Printing a Go type ignoring "String() string" method

If I have a type in go like this:

type myType ...

func (m myType) String() string { ... }

how can I print (using the various fmt functions) this type using the default representation (that is, instead of having String() called)? What I'd like to do is something like this:

func (m myType) String() string {
    // some arbitrary property
    if myType.isValid() {
        // format properly
    } else {
        // will recurse infinitely; would like default
        // representation instead
        return fmt.Sprintf("invalid myType: %v", m)
    }
}

fmt.Stringer is the default format, which is called when you use %v. If you want the Go syntax, use %#v.

Alternatively, you can bypass the reflection in fmt altogether, and format your output as you see fit.

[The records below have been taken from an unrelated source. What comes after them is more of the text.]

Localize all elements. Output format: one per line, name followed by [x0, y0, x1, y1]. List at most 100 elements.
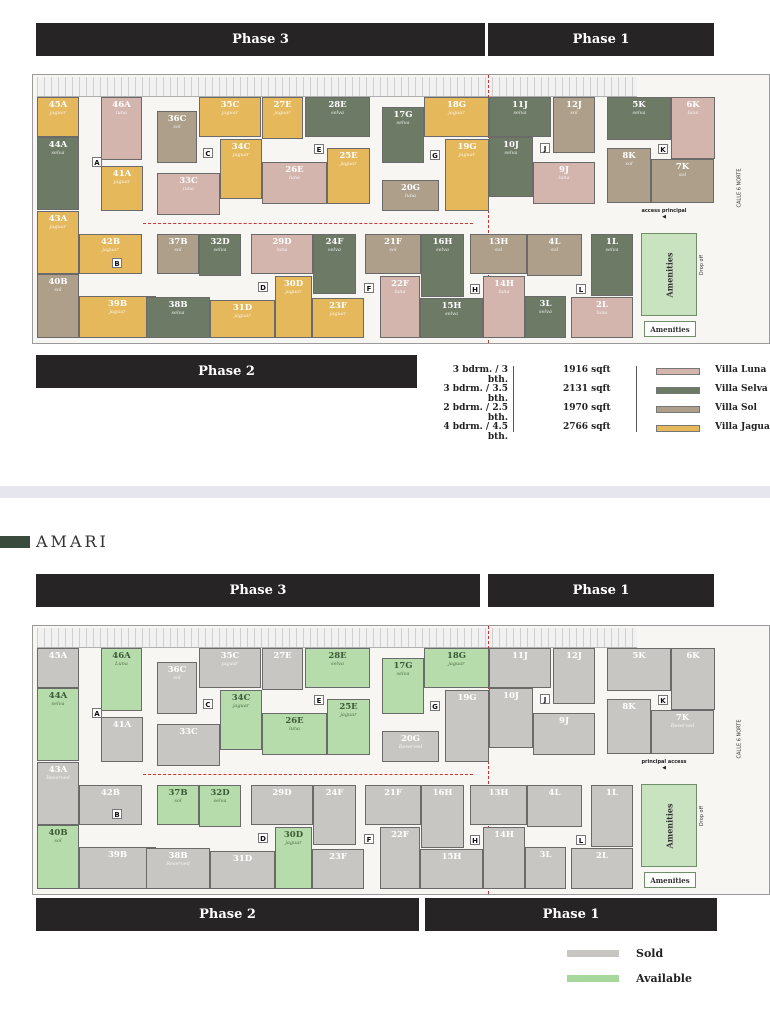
bottom-unit-27e[interactable]: 27E — [262, 648, 303, 690]
bottom-unit-43a[interactable]: 43A Reserved — [37, 762, 79, 825]
top-unit-31d[interactable]: 31D jaguar — [210, 300, 275, 338]
bottom-unit-11j[interactable]: 11J — [489, 648, 551, 688]
bottom-unit-39b[interactable]: 39B — [79, 847, 156, 889]
bottom-unit-37b[interactable]: 37B sol — [157, 785, 199, 825]
top-unit-46a[interactable]: 46A luna — [101, 97, 142, 160]
unit-number: 36C — [167, 665, 187, 675]
top-unit-38b[interactable]: 38B selva — [146, 297, 210, 338]
bottom-unit-28e[interactable]: 28E selva — [305, 648, 370, 688]
bottom-unit-40b[interactable]: 40B sol — [37, 825, 79, 889]
top-unit-14h[interactable]: 14H luna — [483, 276, 525, 338]
bottom-unit-42b[interactable]: 42B — [79, 785, 142, 825]
unit-type-label: luna — [394, 289, 406, 296]
bottom-unit-3l[interactable]: 3L — [525, 847, 566, 889]
top-unit-41a[interactable]: 41A jaguar — [101, 166, 143, 211]
top-unit-32d[interactable]: 32D selva — [199, 234, 241, 276]
top-unit-2l[interactable]: 2L luna — [571, 297, 633, 338]
top-unit-35c[interactable]: 35C jaguar — [199, 97, 261, 137]
bottom-unit-1l[interactable]: 1L — [591, 785, 633, 847]
bottom-unit-19g[interactable]: 19G — [445, 690, 489, 762]
bottom-unit-17g[interactable]: 17G selva — [382, 658, 424, 714]
bottom-unit-30d[interactable]: 30D jaguar — [275, 827, 312, 889]
top-unit-30d[interactable]: 30D jaguar — [275, 276, 312, 338]
bottom-unit-14h[interactable]: 14H — [483, 827, 525, 889]
top-unit-42b[interactable]: 42B jaguar — [79, 234, 142, 274]
top-unit-10j[interactable]: 10J selva — [489, 137, 533, 197]
top-unit-36c[interactable]: 36C sol — [157, 111, 197, 163]
bottom-unit-16h[interactable]: 16H — [421, 785, 464, 848]
bottom-unit-5k[interactable]: 5K — [607, 648, 671, 691]
top-unit-18g[interactable]: 18G jaguar — [424, 97, 489, 137]
top-unit-17g[interactable]: 17G selva — [382, 107, 424, 163]
top-unit-27e[interactable]: 27E jaguar — [262, 97, 303, 139]
bottom-unit-2l[interactable]: 2L — [571, 848, 633, 889]
top-unit-25e[interactable]: 25E jaguar — [327, 148, 370, 204]
top-unit-23f[interactable]: 23F jaguar — [312, 298, 364, 338]
unit-number: 34C — [231, 693, 251, 703]
top-unit-44a[interactable]: 44A selva — [37, 137, 79, 210]
bottom-unit-46a[interactable]: 46A Luna — [101, 648, 142, 711]
bottom-unit-35c[interactable]: 35C jaguar — [199, 648, 261, 688]
top-unit-19g[interactable]: 19G jaguar — [445, 139, 489, 211]
top-unit-37b[interactable]: 37B sol — [157, 234, 199, 274]
unit-type-label: selva — [51, 150, 65, 157]
top-unit-5k[interactable]: 5K selva — [607, 97, 671, 140]
bottom-unit-31d[interactable]: 31D — [210, 851, 275, 889]
top-unit-26e[interactable]: 26E luna — [262, 162, 327, 204]
bottom-unit-41a[interactable]: 41A — [101, 717, 143, 762]
bottom-unit-33c[interactable]: 33C — [157, 724, 220, 766]
bottom-unit-6k[interactable]: 6K — [671, 648, 715, 710]
bottom-unit-38b[interactable]: 38B Reserved — [146, 848, 210, 889]
bottom-unit-22f[interactable]: 22F — [380, 827, 420, 889]
bottom-unit-36c[interactable]: 36C sol — [157, 662, 197, 714]
bottom-unit-44a[interactable]: 44A selva — [37, 688, 79, 761]
bottom-unit-34c[interactable]: 34C jaguar — [220, 690, 262, 750]
bottom-unit-45a[interactable]: 45A — [37, 648, 79, 688]
bottom-unit-10j[interactable]: 10J — [489, 688, 533, 748]
top-unit-40b[interactable]: 40B sol — [37, 274, 79, 338]
bottom-unit-7k[interactable]: 7K Reserved — [651, 710, 714, 754]
bottom-unit-9j[interactable]: 9J — [533, 713, 595, 755]
top-unit-11j[interactable]: 11J selva — [489, 97, 551, 137]
top-unit-4l[interactable]: 4L sol — [527, 234, 582, 276]
top-unit-1l[interactable]: 1L selva — [591, 234, 633, 296]
top-unit-33c[interactable]: 33C luna — [157, 173, 220, 215]
bottom-unit-18g[interactable]: 18G jaguar — [424, 648, 489, 688]
top-unit-39b[interactable]: 39B jaguar — [79, 296, 156, 338]
bottom-unit-23f[interactable]: 23F — [312, 849, 364, 889]
top-unit-15h[interactable]: 15H selva — [420, 298, 483, 338]
bottom-unit-32d[interactable]: 32D selva — [199, 785, 241, 827]
top-unit-20g[interactable]: 20G luna — [382, 180, 439, 211]
unit-number: 41A — [112, 720, 132, 730]
bottom-unit-26e[interactable]: 26E luna — [262, 713, 327, 755]
top-unit-9j[interactable]: 9J luna — [533, 162, 595, 204]
top-unit-28e[interactable]: 28E selva — [305, 97, 370, 137]
top-unit-24f[interactable]: 24F selva — [313, 234, 356, 294]
top-unit-7k[interactable]: 7K sol — [651, 159, 714, 203]
top-unit-34c[interactable]: 34C jaguar — [220, 139, 262, 199]
bottom-unit-20g[interactable]: 20G Reserved — [382, 731, 439, 762]
bottom-unit-4l[interactable]: 4L — [527, 785, 582, 827]
top-unit-16h[interactable]: 16H selva — [421, 234, 464, 297]
amenities-label: Amenities — [663, 803, 674, 848]
bottom-unit-8k[interactable]: 8K — [607, 699, 651, 754]
bottom-unit-12j[interactable]: 12J — [553, 648, 595, 704]
bottom-unit-13h[interactable]: 13H — [470, 785, 527, 825]
unit-type-label: jaguar — [458, 152, 476, 159]
bottom-unit-29d[interactable]: 29D — [251, 785, 313, 825]
bottom-unit-21f[interactable]: 21F — [365, 785, 421, 825]
top-unit-6k[interactable]: 6K luna — [671, 97, 715, 159]
top-unit-45a[interactable]: 45A jaguar — [37, 97, 79, 137]
top-unit-3l[interactable]: 3L selva — [525, 296, 566, 338]
top-unit-12j[interactable]: 12J sol — [553, 97, 595, 153]
street-label: CALLE 6 NORTE — [736, 719, 743, 759]
top-unit-43a[interactable]: 43A jaguar — [37, 211, 79, 274]
top-unit-22f[interactable]: 22F luna — [380, 276, 420, 338]
bottom-unit-25e[interactable]: 25E jaguar — [327, 699, 370, 755]
top-unit-21f[interactable]: 21F sol — [365, 234, 421, 274]
bottom-unit-15h[interactable]: 15H — [420, 849, 483, 889]
top-unit-8k[interactable]: 8K sol — [607, 148, 651, 203]
top-unit-13h[interactable]: 13H sol — [470, 234, 527, 274]
bottom-unit-24f[interactable]: 24F — [313, 785, 356, 845]
top-unit-29d[interactable]: 29D luna — [251, 234, 313, 274]
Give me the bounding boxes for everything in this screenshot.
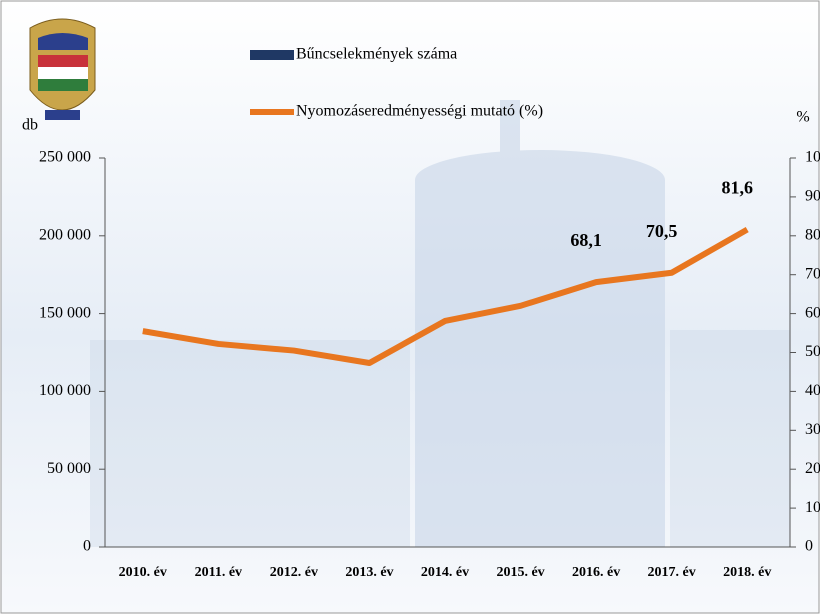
y-axis-title: db <box>22 117 38 134</box>
y2-axis-title: % <box>796 109 809 126</box>
y-tick-label: 100 000 <box>39 382 91 399</box>
y2-tick-label: 50 <box>805 343 820 360</box>
y2-tick-label: 100 <box>805 149 820 166</box>
y2-tick-label: 30 <box>805 421 820 438</box>
legend-label: Nyomozáseredményességi mutató (%) <box>296 103 543 120</box>
line-series <box>142 226 749 367</box>
value-label: 81,6 <box>721 178 753 198</box>
x-tick-label: 2013. év <box>345 565 393 580</box>
x-tick-label: 2012. év <box>270 565 318 580</box>
x-tick-label: 2011. év <box>195 565 242 580</box>
y2-tick-label: 60 <box>805 304 820 321</box>
y-tick-label: 0 <box>83 538 91 555</box>
legend: Bűncselekmények száma Nyomozáseredményess… <box>250 46 543 120</box>
y2-tick-label: 40 <box>805 382 820 399</box>
y2-tick-label: 0 <box>805 538 813 555</box>
x-tick-label: 2014. év <box>421 565 469 580</box>
x-tick-label: 2015. év <box>496 565 544 580</box>
x-tick-label: 2018. év <box>723 565 771 580</box>
y2-tick-label: 90 <box>805 188 820 205</box>
y2-tick-label: 20 <box>805 460 820 477</box>
y2-tick-label: 70 <box>805 265 820 282</box>
building-backdrop <box>90 100 790 547</box>
y2-tick-label: 10 <box>805 499 820 516</box>
police-logo <box>29 18 96 120</box>
legend-swatch <box>250 50 294 60</box>
value-label: 70,5 <box>646 221 678 241</box>
value-label: 68,1 <box>570 230 602 250</box>
y-tick-label: 50 000 <box>47 460 91 477</box>
x-tick-label: 2017. év <box>648 565 696 580</box>
y-tick-label: 250 000 <box>39 149 91 166</box>
legend-label: Bűncselekmények száma <box>296 46 457 63</box>
x-tick-label: 2016. év <box>572 565 620 580</box>
y-tick-label: 150 000 <box>39 304 91 321</box>
x-tick-label: 2010. év <box>119 565 167 580</box>
y2-tick-label: 80 <box>805 226 820 243</box>
y-tick-label: 200 000 <box>39 226 91 243</box>
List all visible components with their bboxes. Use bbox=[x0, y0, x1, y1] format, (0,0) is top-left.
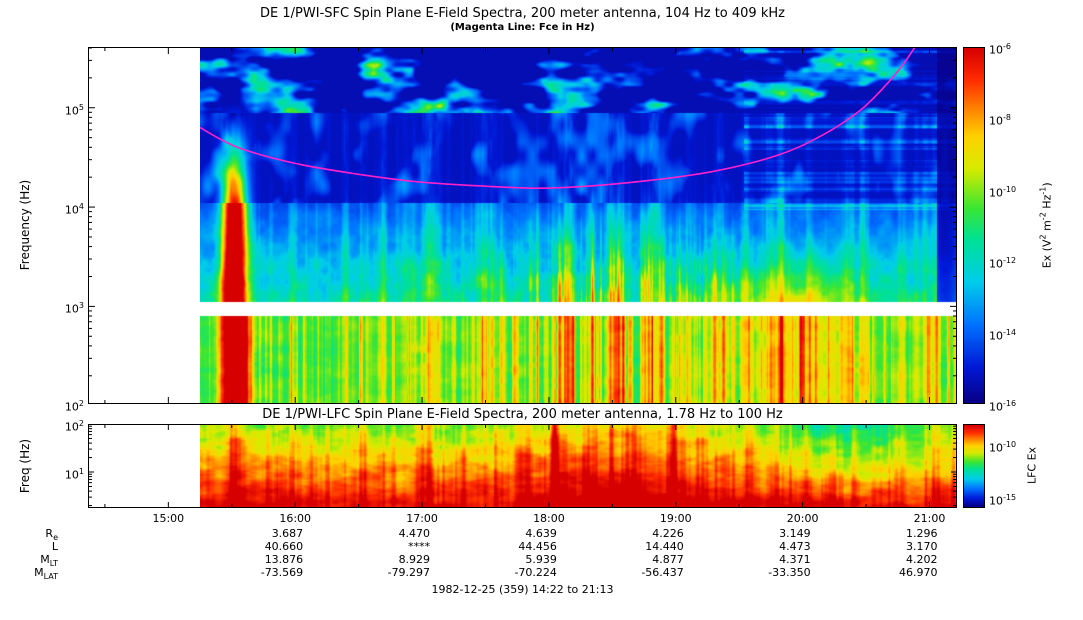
sfc-spectrogram-canvas bbox=[200, 48, 956, 403]
ephemeris-value: 8.929 bbox=[398, 553, 431, 566]
lfc-colorbar-canvas bbox=[964, 425, 984, 507]
x-axis-tick-label: 17:00 bbox=[406, 512, 438, 525]
sfc-axis-ticks bbox=[89, 48, 956, 403]
x-axis-tick-label: 18:00 bbox=[533, 512, 565, 525]
ephemeris-value: 4.473 bbox=[779, 540, 811, 553]
ephemeris-value: 1.296 bbox=[906, 527, 938, 540]
lfc-colorbar-tick-label: 10-10 bbox=[989, 440, 1017, 455]
lfc-y-tick-label: 102 bbox=[64, 419, 84, 434]
ephemeris-value: 4.371 bbox=[779, 553, 811, 566]
ephemeris-value: 5.939 bbox=[525, 553, 557, 566]
x-axis-tick-label: 20:00 bbox=[786, 512, 819, 525]
lfc-spectrogram-panel bbox=[88, 424, 957, 508]
ephemeris-value: 3.149 bbox=[779, 527, 811, 540]
sfc-colorbar-tick-label: 10-10 bbox=[989, 184, 1017, 200]
sfc-colorbar-tick-label: 10-16 bbox=[989, 399, 1017, 414]
lfc-colorbar bbox=[963, 424, 985, 508]
ephemeris-value: -70.224 bbox=[514, 566, 557, 579]
sfc-title: DE 1/PWI-SFC Spin Plane E-Field Spectra,… bbox=[260, 6, 785, 21]
sfc-y-axis-label: Frequency (Hz) bbox=[18, 179, 32, 271]
ephemeris-value: 44.456 bbox=[518, 540, 557, 553]
ephemeris-value: 4.877 bbox=[652, 553, 684, 566]
sfc-y-tick-label: 102 bbox=[64, 399, 84, 414]
lfc-spectrogram-canvas bbox=[200, 425, 956, 507]
sfc-y-tick-label: 105 bbox=[64, 102, 84, 118]
ephemeris-value: -56.437 bbox=[641, 566, 684, 579]
sfc-subtitle: (Magenta Line: Fce in Hz) bbox=[450, 22, 595, 33]
ephemeris-value: **** bbox=[408, 540, 431, 553]
lfc-colorbar-tick-label: 10-15 bbox=[989, 492, 1017, 508]
ephemeris-value: -73.569 bbox=[260, 566, 304, 579]
x-axis-tick-label: 16:00 bbox=[279, 512, 312, 525]
sfc-colorbar-tick-label: 10-8 bbox=[989, 113, 1011, 129]
ephemeris-value: 3.687 bbox=[271, 527, 304, 540]
ephemeris-value: 3.170 bbox=[906, 540, 938, 553]
ephemeris-value: 4.202 bbox=[906, 553, 938, 566]
lfc-y-tick-label: 101 bbox=[64, 467, 84, 482]
ephemeris-value: 13.876 bbox=[264, 553, 304, 566]
ephemeris-row-label: MLT bbox=[40, 553, 58, 569]
x-axis-tick-label: 15:00 bbox=[152, 512, 185, 525]
ephemeris-row-label: MLAT bbox=[34, 566, 58, 582]
sfc-colorbar-tick-label: 10-6 bbox=[989, 42, 1011, 57]
ephemeris-value: 46.970 bbox=[899, 566, 938, 579]
sfc-colorbar-tick-label: 10-14 bbox=[989, 327, 1017, 343]
ephemeris-value: -79.297 bbox=[387, 566, 431, 579]
ephemeris-value: 4.470 bbox=[398, 527, 431, 540]
ephemeris-row-label: Re bbox=[45, 527, 58, 543]
lfc-title: DE 1/PWI-LFC Spin Plane E-Field Spectra,… bbox=[262, 407, 783, 422]
x-axis-tick-label: 21:00 bbox=[913, 512, 946, 525]
sfc-colorbar-label: Ex (V2 m-2 Hz-1) bbox=[1038, 182, 1054, 269]
ephemeris-value: 14.440 bbox=[645, 540, 684, 553]
fce-line bbox=[199, 48, 916, 190]
sfc-spectrogram-panel bbox=[88, 47, 957, 404]
ephemeris-row-label: L bbox=[51, 540, 58, 553]
sfc-colorbar-tick-label: 10-12 bbox=[989, 256, 1017, 271]
ephemeris-value: -33.350 bbox=[768, 566, 811, 579]
ephemeris-value: 4.639 bbox=[525, 527, 557, 540]
lfc-colorbar-label: LFC Ex bbox=[1025, 446, 1039, 485]
sfc-y-tick-label: 103 bbox=[64, 301, 84, 317]
x-axis-tick-label: 19:00 bbox=[659, 512, 692, 525]
sfc-colorbar bbox=[963, 47, 985, 404]
ephemeris-value: 4.226 bbox=[652, 527, 684, 540]
ephemeris-value: 40.660 bbox=[264, 540, 304, 553]
sfc-y-tick-label: 104 bbox=[64, 202, 84, 217]
sfc-colorbar-canvas bbox=[964, 48, 984, 403]
time-range-footer: 1982-12-25 (359) 14:22 to 21:13 bbox=[431, 583, 614, 596]
lfc-axis-ticks bbox=[89, 425, 956, 507]
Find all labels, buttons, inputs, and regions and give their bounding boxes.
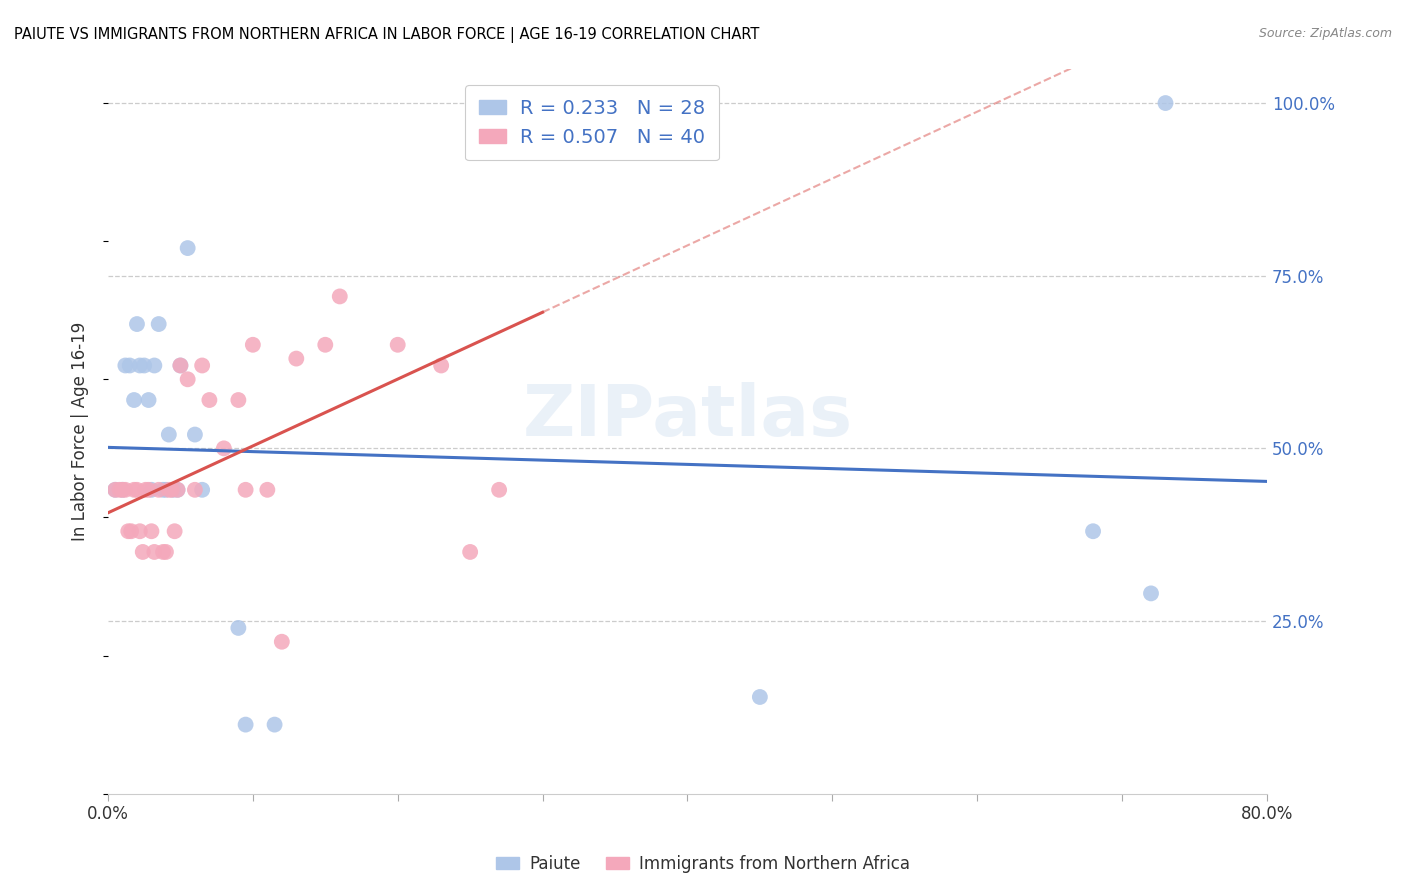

func (m myType) String() string {
	return fmt.Sprintf("{Field: %s}", m.Value)
}

If the underlying type of myType is a number, string or other simple type, then convert to the underlying type when printing:

func (m mType) String() string {
    return fmt.Sprint(int(m))
}

Use %#v instead of %v

That will not invoke String(). - but it will invoke GoString() if you implement it.

Using %#v format is not the correct answer if you want to get your underlying type's String to work or your type is a type alias.

As is explained in Effective Go, just convert it back to the type it represents:

type Foo int

func (f Foo) String() string {
	if f == 0 {
		return "foo"
	}
	return fmt.Sprintf("%v", int(f)) // N.B.
}

func main() {
	fmt.Println(Foo(0))
	fmt.Println(Foo(42))
}

Playground.

EDIT: As others have pointed out in the comments, if your type is a struct, using %#v format seems like the only way besides converting it to an anonymous struct type with same fields.